Benfica apuesta por Duran: última oportunidad para un talento en declive
Benfica está a un paso de cerrar la incorporación de Duran, delantero internacional colombiano, en una operación que mezcla ambición, oportunidad y cierto aroma a última bala. Según informa el diario portugués A Bola, el atacante de 22 años llegará al Estadio da Luz cedido por Al-Nassr, con el club saudí dispuesto a asumir la mayor parte de su elevado salario para desbloquear el acuerdo.
No es un fichaje cualquiera. Es un intento de resurrección.
De fichaje galáctico en Arabia a salida urgente
Hace poco más de un año, Duran era presentado como uno de los grandes golpes de mercado de la Saudi Pro League. Al-Nassr pagó 77 millones de euros en enero de 2025 y le firmó un contrato de unos 20 millones anuales hasta 2030. Cifras de estrella absoluta. Proyección de líder ofensivo. Escaparate mundial.
La realidad fue muy distinta.
En Arabia apenas ha disputado 18 partidos entre competiciones domésticas y continentales. Demasiado poco para un desembolso tan descomunal. Sin continuidad, sin peso real en el equipo y sin rastro del delantero dominante que prometía ser, su etapa en el Golfo se ha ido apagando a golpe de suplencias y minutos residuales.
Esta semana, el CEO de Al-Nassr, Jose Semedo, le dio luz verde para buscar destino. No como castigo, sino como tabla de salvación. El club saudí necesita liberar espacio y recuperar rendimiento deportivo; el jugador, minutos y confianza. De ese cruce de necesidades nace la oportunidad para Benfica.
Cesiones fallidas y una selección que dejó de esperar
El declive no empezó solo en Arabia. Antes de este movimiento hacia Lisboa, Duran ya había encadenado dos cesiones decepcionantes: Fenerbahce y Zenit St Petersburg. Dos clubes importantes, dos escaparates serios. Dos trenes que dejó pasar.
En Turquía no logró asentarse. En Rusia, el problema fue más profundo: asuntos disciplinarios le apartaron del primer equipo y le dejaron prácticamente sin opciones de redención dentro de la plantilla. Cuando un delantero joven deja de competir de forma regular, el tiempo se vuelve enemigo.
La consecuencia terminó golpeando donde más duele: la selección. Con 17 internacionalidades con Colombia, Duran apuntaba a ser parte del relevo generacional cafetero. Sin embargo, la falta de continuidad a nivel de clubes acabó costándole un puesto en la lista para el Mundial de 2026. Un aviso brutal de que su carrera había entrado en zona de riesgo.
Benfica llega justo en ese punto crítico. O despega ahora, o corre el peligro de quedar encasillado como eterna promesa.

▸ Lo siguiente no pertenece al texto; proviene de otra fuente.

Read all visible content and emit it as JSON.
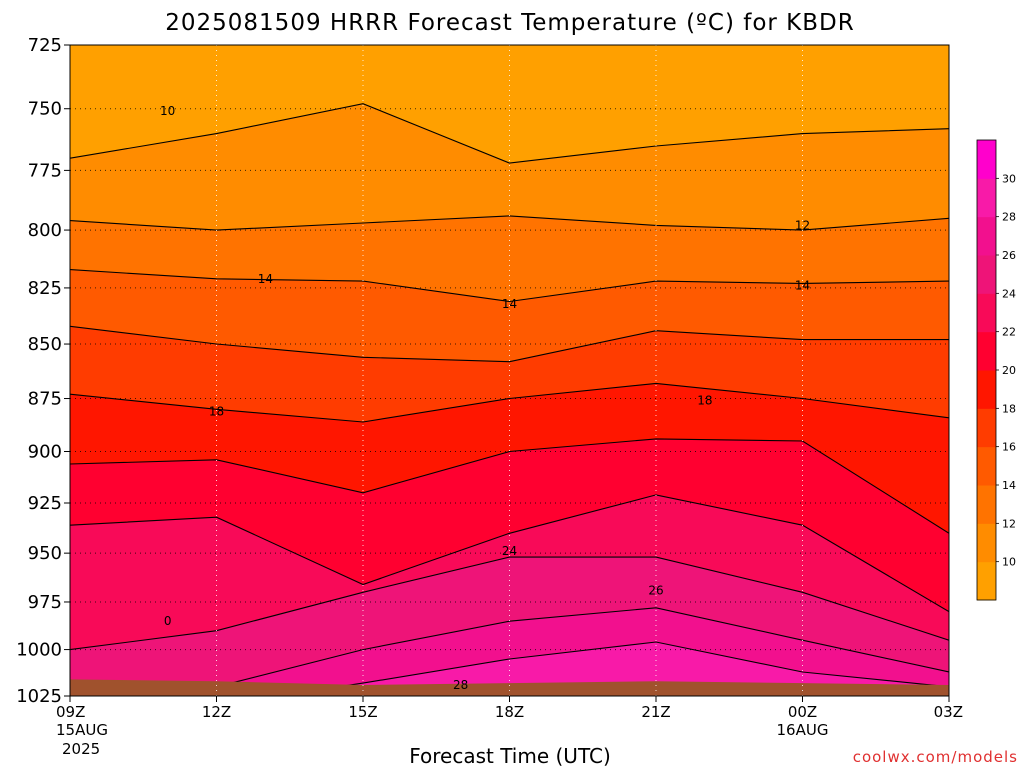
{
  "chart_data": {
    "type": "heatmap",
    "subtype": "filled-contour time-height cross section",
    "title": "2025081509 HRRR Forecast Temperature (ºC) for KBDR",
    "xlabel": "Forecast Time (UTC)",
    "ylabel": "",
    "credit": "coolwx.com/models",
    "x": [
      9,
      12,
      15,
      18,
      21,
      24,
      27
    ],
    "x_ticks": [
      {
        "h": 9,
        "label": "09Z",
        "sub1": "15AUG",
        "sub2": "2025"
      },
      {
        "h": 12,
        "label": "12Z",
        "sub1": "",
        "sub2": ""
      },
      {
        "h": 15,
        "label": "15Z",
        "sub1": "",
        "sub2": ""
      },
      {
        "h": 18,
        "label": "18Z",
        "sub1": "",
        "sub2": ""
      },
      {
        "h": 21,
        "label": "21Z",
        "sub1": "",
        "sub2": ""
      },
      {
        "h": 24,
        "label": "00Z",
        "sub1": "16AUG",
        "sub2": ""
      },
      {
        "h": 27,
        "label": "03Z",
        "sub1": "",
        "sub2": ""
      }
    ],
    "xlim": [
      9,
      27
    ],
    "y_ticks": [
      725,
      750,
      775,
      800,
      825,
      850,
      875,
      900,
      925,
      950,
      975,
      1000,
      1025
    ],
    "ylim": [
      725,
      1025
    ],
    "y_scale": "log-pressure (inverted)",
    "grid": true,
    "surface_pressure": [
      1016,
      1017,
      1019,
      1018,
      1017,
      1018,
      1019
    ],
    "contour_levels": [
      8,
      10,
      12,
      14,
      16,
      18,
      20,
      22,
      24,
      26,
      28,
      30,
      32
    ],
    "colorbar": {
      "ticks": [
        10,
        12,
        14,
        16,
        18,
        20,
        22,
        24,
        26,
        28,
        30
      ],
      "colors": [
        "#ffa000",
        "#ff8c00",
        "#ff7300",
        "#ff5a00",
        "#ff3c00",
        "#ff1600",
        "#ff0030",
        "#f80a58",
        "#ee1478",
        "#f2108e",
        "#f81aa8",
        "#ff00cc"
      ]
    },
    "series": [
      {
        "level": 10,
        "pressure": [
          770,
          760,
          748,
          772,
          765,
          760,
          758
        ]
      },
      {
        "level": 12,
        "pressure": [
          796,
          800,
          797,
          794,
          798,
          800,
          795
        ]
      },
      {
        "level": 14,
        "pressure": [
          817,
          821,
          822,
          831,
          822,
          823,
          822
        ]
      },
      {
        "level": 16,
        "pressure": [
          842,
          850,
          856,
          858,
          844,
          848,
          848
        ]
      },
      {
        "level": 18,
        "pressure": [
          873,
          880,
          886,
          875,
          868,
          875,
          884
        ]
      },
      {
        "level": 20,
        "pressure": [
          906,
          904,
          920,
          900,
          894,
          895,
          940
        ]
      },
      {
        "level": 22,
        "pressure": [
          936,
          932,
          966,
          940,
          921,
          936,
          980
        ]
      },
      {
        "level": 24,
        "pressure": [
          1000,
          990,
          970,
          952,
          952,
          970,
          995
        ]
      },
      {
        "level": 26,
        "pressure": [
          1020,
          1020,
          1000,
          985,
          978,
          995,
          1012
        ]
      },
      {
        "level": 28,
        "pressure": [
          1030,
          1030,
          1018,
          1005,
          996,
          1012,
          1020
        ]
      }
    ],
    "contour_labels": [
      {
        "text": "10",
        "h": 11.0,
        "p": 751
      },
      {
        "text": "12",
        "h": 24.0,
        "p": 798
      },
      {
        "text": "14",
        "h": 13.0,
        "p": 821
      },
      {
        "text": "14",
        "h": 18.0,
        "p": 832
      },
      {
        "text": "14",
        "h": 24.0,
        "p": 824
      },
      {
        "text": "18",
        "h": 12.0,
        "p": 881
      },
      {
        "text": "18",
        "h": 22.0,
        "p": 876
      },
      {
        "text": "24",
        "h": 18.0,
        "p": 949
      },
      {
        "text": "26",
        "h": 21.0,
        "p": 969
      },
      {
        "text": "28",
        "h": 17.0,
        "p": 1019
      },
      {
        "text": "0",
        "h": 11.0,
        "p": 985
      }
    ]
  }
}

Lisboa como laboratorio de redención
El plan está trazado. Duran aterrizará en Lisboa en los próximos días para pasar reconocimiento médico y, una vez superado, se incorporará de inmediato al grupo de Marco Silva. Nada de periodos de espera ni adaptación lenta: el cuerpo técnico quiere verlo ya en la dinámica de pretemporada, empapándose del modelo y del ritmo competitivo del equipo.
Benfica se mueve con pragmatismo. No asume el grueso del salario del jugador, gracias a la cofinanciación de Al-Nassr, pero sí apuesta fuerte desde el punto de vista deportivo. Confía en que el entorno del Estadio da Luz, la exigencia competitiva y un contexto táctico ofensivo puedan reactivar a un delantero que, pese a sus tropiezos recientes, sigue siendo joven y físicamente poderoso.

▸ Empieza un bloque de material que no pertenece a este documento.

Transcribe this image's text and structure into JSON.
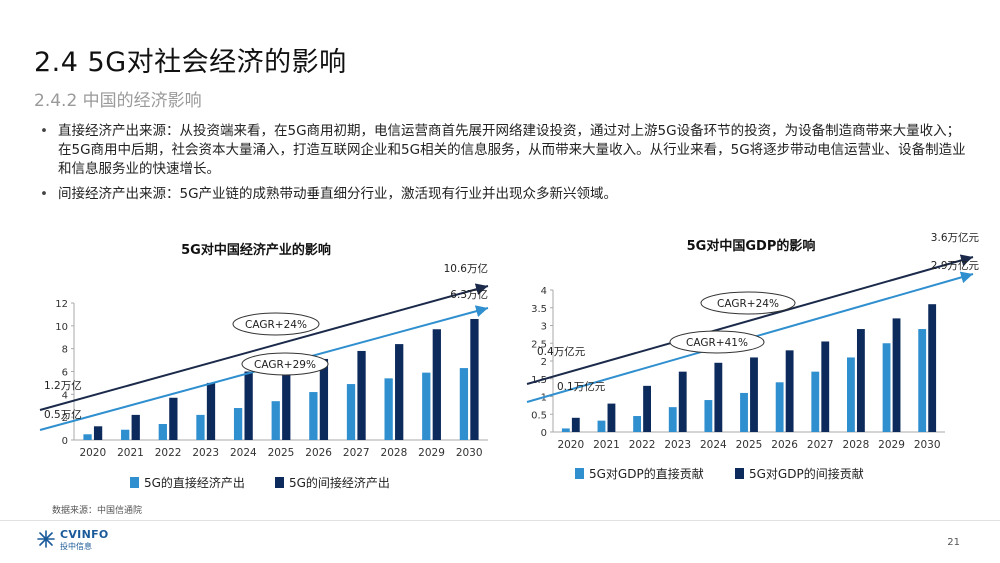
{
  "header": {
    "title": "2.4 5G对社会经济的影响",
    "subtitle": "2.4.2 中国的经济影响"
  },
  "bullets": [
    "直接经济产出来源：从投资端来看，在5G商用初期，电信运营商首先展开网络建设投资，通过对上游5G设备环节的投资，为设备制造商带来大量收入；在5G商用中后期，社会资本大量涌入，打造互联网企业和5G相关的信息服务，从而带来大量收入。从行业来看，5G将逐步带动电信运营业、设备制造业和信息服务业的快速增长。",
    "间接经济产出来源：5G产业链的成熟带动垂直细分行业，激活现有行业并出现众多新兴领域。"
  ],
  "footer": {
    "source": "数据来源：中国信通院",
    "logo_text": "CVINFO",
    "logo_sub": "投中信息",
    "page_number": "21"
  },
  "colors": {
    "direct": "#2f8fcf",
    "indirect": "#0d2a5c",
    "arrow_dark": "#1b2a4a",
    "arrow_light": "#2f8fcf"
  },
  "chart_data": [
    {
      "type": "bar",
      "title": "5G对中国经济产业的影响",
      "categories": [
        "2020",
        "2021",
        "2022",
        "2023",
        "2024",
        "2025",
        "2026",
        "2027",
        "2028",
        "2029",
        "2030"
      ],
      "series": [
        {
          "name": "5G的直接经济产出",
          "values": [
            0.5,
            0.9,
            1.4,
            2.2,
            2.8,
            3.4,
            4.2,
            4.9,
            5.4,
            5.9,
            6.3
          ]
        },
        {
          "name": "5G的间接经济产出",
          "values": [
            1.2,
            2.2,
            3.7,
            5.0,
            6.0,
            6.9,
            7.1,
            7.8,
            8.4,
            9.7,
            10.6
          ]
        }
      ],
      "ylim": [
        0,
        12
      ],
      "yticks": [
        0,
        2,
        4,
        6,
        8,
        10,
        12
      ],
      "annotations": [
        {
          "text": "1.2万亿"
        },
        {
          "text": "0.5万亿"
        },
        {
          "text": "10.6万亿"
        },
        {
          "text": "6.3万亿"
        },
        {
          "text": "CAGR+24%"
        },
        {
          "text": "CAGR+29%"
        }
      ],
      "legend_position": "bottom"
    },
    {
      "type": "bar",
      "title": "5G对中国GDP的影响",
      "categories": [
        "2020",
        "2021",
        "2022",
        "2023",
        "2024",
        "2025",
        "2026",
        "2027",
        "2028",
        "2029",
        "2030"
      ],
      "series": [
        {
          "name": "5G对GDP的直接贡献",
          "values": [
            0.1,
            0.32,
            0.45,
            0.7,
            0.9,
            1.1,
            1.4,
            1.7,
            2.1,
            2.5,
            2.9
          ]
        },
        {
          "name": "5G对GDP的间接贡献",
          "values": [
            0.4,
            0.8,
            1.3,
            1.7,
            1.95,
            2.1,
            2.3,
            2.55,
            2.9,
            3.2,
            3.6
          ]
        }
      ],
      "ylim": [
        0,
        4
      ],
      "yticks": [
        0,
        0.5,
        1,
        1.5,
        2,
        2.5,
        3,
        3.5,
        4
      ],
      "annotations": [
        {
          "text": "0.4万亿元"
        },
        {
          "text": "0.1万亿元"
        },
        {
          "text": "3.6万亿元"
        },
        {
          "text": "2.9万亿元"
        },
        {
          "text": "CAGR+24%"
        },
        {
          "text": "CAGR+41%"
        }
      ],
      "legend_position": "bottom"
    }
  ]
}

Para Duran, el mensaje es claro: aquí no viene como estrella blindada por un contrato millonario, sino como delantero en busca de reivindicación. Un vestuario con jerarquía, una afición impaciente y un entrenador con ideas muy marcadas no dejan demasiado margen para la complacencia.
Un refuerzo para un frente de batalla múltiple
La llegada del colombiano apunta directamente al corazón del proyecto deportivo de Benfica para esta temporada. El club lisboeta se prepara para un calendario cargado, con la lucha por los títulos domésticos y la exigente fase de liga de la Champions League como doble escenario de prueba.
El ataque necesitará piernas frescas, profundidad de banquillo y perfiles distintos. Ahí encaja Duran: potencia al espacio, presencia en el área, capacidad para fijar centrales y atacar centros laterales. Si logra afinar la toma de decisiones y recuperar confianza en el remate, puede convertirse en un recurso valioso en partidos cerrados, tanto en Portugal como en Europa.
Benfica no solo ficha un delantero. Ficha una historia en pausa.
Ahora, la cuestión es si el ruido de la Luz, las noches de Champions y la mano de Marco Silva serán suficientes para que Duran deje de ser el símbolo de un fichaje fallido en Arabia y se transforme, por fin, en el nueve que su talento prometía.